Lisa Moore nous offre Alligator, un premier roman tourbillonnant où bonté, rêves, violence et soif de pouvoir traversent St-John’s, Terre-Neuve, comme un laser.

Question littérature, il est assez malheureux de constater la relative pauvreté des liens éditoriaux et le manque d’intérêt qu’entretient le Québec envers le Canada anglais et vice-versa. Quantité de bonnes oeuvres de part et d’autre et si peu, si peu de traductions. Un problème rarement évoqué qu’il faudra tôt ou tard prendre en considération afin de franchir, en tant que lecteurs curieux, exigeants, l’étape ennuyeusement politique de nos éternelles "deux solitudes". Car à lire des oeuvres aussi achevées, toniques et obsédantes qu’Alligator de la Terre-Neuvienne Lisa Moore, force est d’espérer d’autres découvertes de cet ordre. Après Open (2004, en lice pour le prestigieux prix Giller) et Les Chambres nuptiales (2006), deux recueils de nouvelles généreusement singuliers parus chez Boréal, l’auteure nous revient avec un premier opus romanesque, une somme qui, dans sa version originale anglaise, valut à l’écrivaine d’être finaliste une seconde fois pour le prix Giller, le plus important au pays.

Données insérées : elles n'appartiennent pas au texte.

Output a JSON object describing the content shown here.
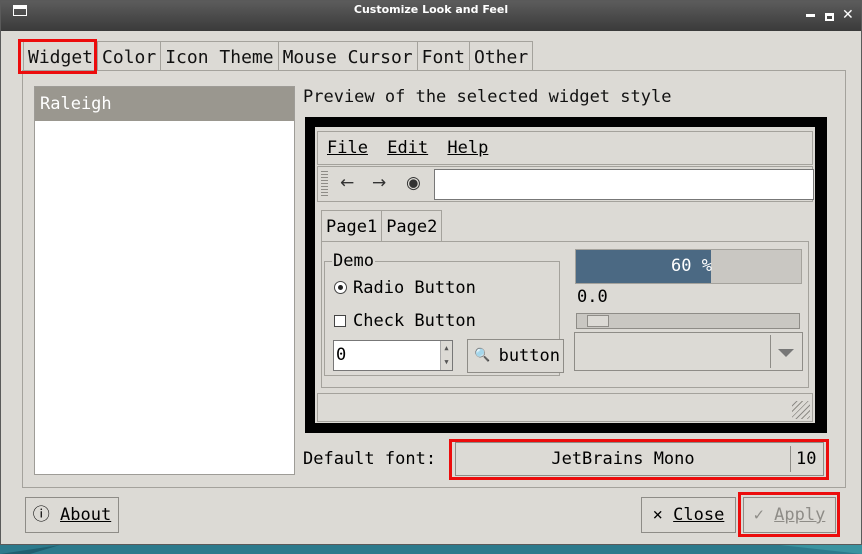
{
  "window": {
    "title": "Customize Look and Feel"
  },
  "tabs": [
    "Widget",
    "Color",
    "Icon Theme",
    "Mouse Cursor",
    "Font",
    "Other"
  ],
  "theme_list": {
    "items": [
      "Raleigh"
    ],
    "selected": "Raleigh"
  },
  "preview": {
    "label": "Preview of the selected widget style",
    "menu": {
      "file": "File",
      "edit": "Edit",
      "help": "Help"
    },
    "toolbar": {
      "back": "←",
      "forward": "→",
      "stop": "◉"
    },
    "notebook_tabs": [
      "Page1",
      "Page2"
    ],
    "frame_label": "Demo",
    "radio_label": "Radio Button",
    "check_label": "Check Button",
    "spin_value": "0",
    "button_label": "button",
    "progress_text": "60 %",
    "progress_fraction": 0.6,
    "scale_value": "0.0"
  },
  "default_font": {
    "label": "Default font:",
    "name": "JetBrains Mono",
    "size": "10"
  },
  "buttons": {
    "about": "About",
    "close": "Close",
    "apply": "Apply"
  }
}
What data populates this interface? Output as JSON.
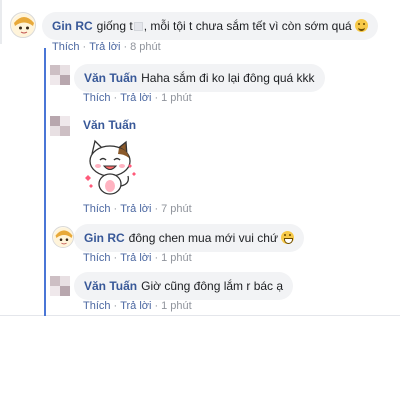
{
  "actions": {
    "like": "Thích",
    "reply": "Trả lời"
  },
  "colors": {
    "accent": "#4a76d6",
    "author": "#385898",
    "bubble": "#f2f3f5",
    "meta": "#90949c"
  },
  "comments": [
    {
      "author": "Gin RC",
      "text_before": "giống t",
      "text_after": ", mỗi tội t chưa sắm tết vì còn sớm quá",
      "emoji": "slightly-smiling-face",
      "time": "8 phút"
    },
    {
      "author": "Văn Tuấn",
      "text": "Haha sắm đi ko lại đông quá kkk",
      "time": "1 phút"
    },
    {
      "author": "Văn Tuấn",
      "sticker": "cat-sticker",
      "time": "7 phút"
    },
    {
      "author": "Gin RC",
      "text": "đông chen mua mới vui chứ",
      "emoji": "tears-of-joy-face",
      "time": "1 phút"
    },
    {
      "author": "Văn Tuấn",
      "text": "Giờ cũng đông lắm r bác ạ",
      "time": "1 phút"
    }
  ]
}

Brillamment traduit par Dominique Fortier (comme les deux précédents ouvrages de l’auteure), le récit met en scène six personnages habitant St-John’s et dont les lignes de vie s’entrecroisent, s’enchevêtrent, créant de la sorte un vivarium imprévisible, régi par la clairvoyance chaotique du hasard. Il y a d’abord Colleen, adolescente presque majeure, écoterroriste en herbe astreinte aux travaux communautaires pour avoir bourré de sucre le moteur d’un bulldozer appartenant à une compagnie donnant dans la coupe à blanc. Tandis que sa mère Beverly s’enlise lentement dans le vertige du deuil de son mari, sa tante Madeleine, réalisatrice, espère seulement arriver à bout de son chef-d’oeuvre avant que la maladie ne la mette K.-O. Plus loin, on découvre deux rêveurs à l’hollywoodienne: Frank, jeune homme empathique, pauvre et solitaire, rêvant de faire fortune grâce à ses stands à hot-dogs, et Isobel Turner, aspirante actrice.

La dernière figure principale de cette galerie bigarrée se prénomme Valentin, personnage à considérer comme la bougie d’allumage du roman, pour ne pas dire son moteur à explosion… Ancien champion d’échecs de 45 ans porté sur la bouteille, marin russe brutal, tombeur et désaxé, ce criminel de seconde zone a un plan pour sortir de cette île qu’il déteste et rien ni personne ne saurait l’arrêter. Certains, d’ailleurs, ne seront pas épargnés. Sa détermination n’a d’égale que son déséquilibre: "Il avait l’habitude de compter les marches et les blocs du voisinage, ou les voitures d’un certain modèle, et croyait en un système de châtiment qui touchait quiconque ne faisait pas attention à ces signes." Sympathique, non?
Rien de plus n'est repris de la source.